Government Ministers proposed rent cuts to avert the spread of the rent strikes. Landlords offered a 20 per cent reduction. Tenants insisted on a 50 per cent cut (Otieno 4 December 2001). Three quarters of a million slum dwellers, through their tenants’ organization, decided autonomously the value of their accommodation. Auto-valuation of rents was combined with self-taxing. Many Kibera slum dwellers each paid ten shillings a month to Mungiki (Congress) and formed community defense posses against police attack.
Poor living conditions in the slums and in rural areas are accompanied by poor health and education. The Archbishop of the Anglican Church of Kenya, Dr. David Gitari, holds the government responsible for the poverty and ill health resulting from the de-funding of schools and medical centres. Dr. Gitari decried the fact that child mortality rates had “increased from 62 per 1000 live births in 1988‑1993 to 74 children per 1000 live births in 1998.” The mortality rate of children under five years of age had also shot up. “During the first two decades after independence [1963-1983], there was an improvement in the health status of the population with a marked decline in mortality and morbidity rates and increase in life expectancy, an achievement the Government has been unable to improve or sustain” (Oywa 8 October 2001). Despite grinding poverty and repression, millions of peasants produce food and hundreds of thousands of land-poor and landless people process and trade it in rural and urban areas of the country.

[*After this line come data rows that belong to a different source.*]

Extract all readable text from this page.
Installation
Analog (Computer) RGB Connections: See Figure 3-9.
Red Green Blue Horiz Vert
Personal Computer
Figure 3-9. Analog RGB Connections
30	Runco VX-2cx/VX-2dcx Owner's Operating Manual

The persistence of this subsistence political economy has ensured that most of the population is supplied with at least the bare necessities, which in turn allows them to struggle to increase their control over land and their own lives.
The struggle for land in this new period of upheaval in Kenya pits those who promote capitalist enterprise against those who reassert a subsistence political economy in concert with others worldwide engaged in popular ‘globalization from below.’ In Part One, we draw distinctions between two types of land redistribution programs and introduce seven types of land occupations which are differentiated from one another according to the relations between the land occupiers and the land owners. We then define the concepts we use to analyze the land occupation movement: commodification, subsistence, the male deal, gendered class alliances and the fight for fertility.
In Part Two, we document ten cases of land occupation by land poor peasants and squatters. We assess the extent to which subsistence is furthered in the course of the occupations by considering the gendered class politics of two organizations involved in the occupations: Mungiki (Congress, literally, in Gikuyu, “we are the public”)4 and Muungano wa Wanavijiji (Organization of Villagers)5. These organizations embody the resurgence of Mau Mau. In the face of land privatization programmes sponsored by the World Bank, which tend to increase instead of alleviate landlessness, the urban-based Muungano wa Wanavijiji (Organization of Villagers) and the massive Mungiki (Congress) have arisen to address, among many other realities, the immediate needs of the impoverished for land.